Let's consider a Cart type with its Cart companion module.

How do we call the function that adds an item to the cart? → It depends on the function name.

• addItem item cart: → [<RequireQualifiedAccess>] to consider → to be compelled to use Cart.addItem

• addItemToCart item cart: → function name is self-explicit → [<AutoOpen>] interesting to prevent Cart.addItemToCart → Works only if Cart parent (if any) is not RequireQualifiedAccess and opened

If the Cart module contains other functions like this, it's probably better to apply the same naming convention to all of them.

Types-Modules main typologies

(Not exhaustive)

• Type + Companion module containing function dedicated to this type

• Multi-type module: several small types + related functions

• Mapper modules: to map between 2 types sets

Type + Companion module

FSharp.Core style - see List, Option, Result...

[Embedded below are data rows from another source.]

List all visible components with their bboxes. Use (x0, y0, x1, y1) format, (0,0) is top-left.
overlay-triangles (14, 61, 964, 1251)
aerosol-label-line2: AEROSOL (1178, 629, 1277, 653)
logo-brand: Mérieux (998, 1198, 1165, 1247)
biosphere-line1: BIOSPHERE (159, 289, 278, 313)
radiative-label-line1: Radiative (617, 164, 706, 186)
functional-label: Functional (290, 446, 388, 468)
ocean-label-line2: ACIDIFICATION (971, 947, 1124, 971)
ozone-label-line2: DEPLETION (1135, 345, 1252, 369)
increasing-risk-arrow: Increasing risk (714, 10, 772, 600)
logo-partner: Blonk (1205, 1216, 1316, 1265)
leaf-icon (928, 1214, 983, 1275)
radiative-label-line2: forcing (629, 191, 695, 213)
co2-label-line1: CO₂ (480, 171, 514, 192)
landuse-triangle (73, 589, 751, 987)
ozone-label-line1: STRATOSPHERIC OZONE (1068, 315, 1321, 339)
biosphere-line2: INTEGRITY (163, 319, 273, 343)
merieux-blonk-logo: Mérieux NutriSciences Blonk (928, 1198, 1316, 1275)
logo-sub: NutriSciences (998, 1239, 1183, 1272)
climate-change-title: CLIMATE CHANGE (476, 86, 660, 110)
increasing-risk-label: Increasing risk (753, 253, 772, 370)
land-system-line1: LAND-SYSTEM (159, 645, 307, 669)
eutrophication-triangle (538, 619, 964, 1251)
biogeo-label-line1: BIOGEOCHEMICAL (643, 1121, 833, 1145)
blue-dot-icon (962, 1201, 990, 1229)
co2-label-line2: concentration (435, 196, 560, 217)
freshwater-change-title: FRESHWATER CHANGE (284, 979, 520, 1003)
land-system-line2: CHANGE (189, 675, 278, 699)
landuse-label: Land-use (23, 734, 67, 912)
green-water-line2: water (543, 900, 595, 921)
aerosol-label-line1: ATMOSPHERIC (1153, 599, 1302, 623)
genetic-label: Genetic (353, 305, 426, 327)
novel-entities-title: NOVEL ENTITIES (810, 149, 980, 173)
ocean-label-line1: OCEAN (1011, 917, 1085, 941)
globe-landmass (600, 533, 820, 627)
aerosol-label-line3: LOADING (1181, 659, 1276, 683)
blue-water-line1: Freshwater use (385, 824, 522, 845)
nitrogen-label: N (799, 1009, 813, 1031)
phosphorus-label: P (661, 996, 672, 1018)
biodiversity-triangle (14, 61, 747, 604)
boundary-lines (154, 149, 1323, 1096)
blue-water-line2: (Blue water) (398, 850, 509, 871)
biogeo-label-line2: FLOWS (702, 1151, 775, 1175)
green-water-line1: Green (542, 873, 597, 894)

Module can have the same name as the type → BCL interop: module compiled name = {Module}Module

type Person = { FirstName: string; LastName: string }

module Person =
    let fullName person = $"{person.FirstName} {person.LastName}"

let person = { FirstName = "John"; LastName = "Doe" }   // Person
person |> Person.fullName // "John Doe"

Multi-type module

Contains several small types + related functions (eventually)

module Common.Errors

type OperationNotAllowedError = { Operation: string; Reason: string }

type Error =
    | Bug of exn
    | OperationNotAllowed of OperationNotAllowedError


let bug exn = Bug exn |> Error

let operationNotAllowed operation reason =
    { Operation = operation
      Reason = reason }
    |> Error

Mapper modules

To map between 2 types sets

// Domain/Types/Mail.fs ---
module Domain.Types.Mail

[ types... ]

// Data/Mail/Entities.fs ---
module Data.Mail.Entities

[ DTO types... ]

// Data/Mail.Mappers ---
module Data.Mail.Mappers

module DomainToEntity =
    let mapXxx x : XxxDto = ...

Module vs namespace

If a file contains a single module

• Prefer top-level module in general

• Prefer namespace + local module for BCL interop

Open type (Since F♯ 5)

Use cases:

1. Import static classes to get direct access to methods

open type System.Math
let x = Max(123., 456.)

vs

open System
let x = Math.Max(123., 456.)

☝️ In general, use case only recommended for classes designed for this usage.

2. Cherry-pick imports

→ Import only the types needed in a module

// Domain/Sales.fs ---
module Domain.Sales =
    type Balance = Overdrawn of decimal | Remaining of decimal
    // Other types, functions...

// Other/Module.fs ---
open type Sales.Balance

let myBalance = Remaining of 500. // myBalance is of type Balance.